To fix it, I added another ESC to the mix, which gave it sufficient power to never brown out.

A more permanent solution will be to run a BEC straight from the battery, as I’ve done in other planes.
Perhaps I’ll try to duplicate this without the Pixhawk even attached, but for now, I’d just like to call this one solved.

Always run a BEC just for your servos. Never rely on the power that come from the ESC.
Who would have guessed it would have this behaviour.

Thanks for your help.

You shouldn’t have two power sources on the servo rail, as they will ‘compete’. By this I mean that the higher voltage supply will create a current flow to the the lower. The comes from the fact that ‘batteries in parallel’ and hence ‘regulated voltage supplies in parallel’ will try to equalize. the current that flows will create heat in the regulators which will result. potentially, in damage or a shorter life span.
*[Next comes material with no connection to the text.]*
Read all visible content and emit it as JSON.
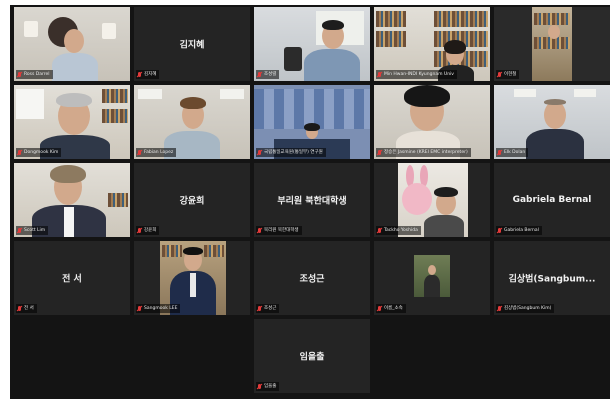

In ‘switch mode’ regulators you can get an unsteady voltage as well.

Just use one BEC (or ESC/BEC with connected 5V line), with enough Amps for your needs.*

Hope that helps :slight_smile:

*If you do some googling you will see that people will say you can use regulators in parallel if they are ‘linear’ ones. This is true as they use resistance to keep the voltage constant. The resistance dissipates heat, so they are good at being hot, so less flaky. If the voltages are exactly the same it also OK. just when you ix and match regulator types, and voltages its problematic.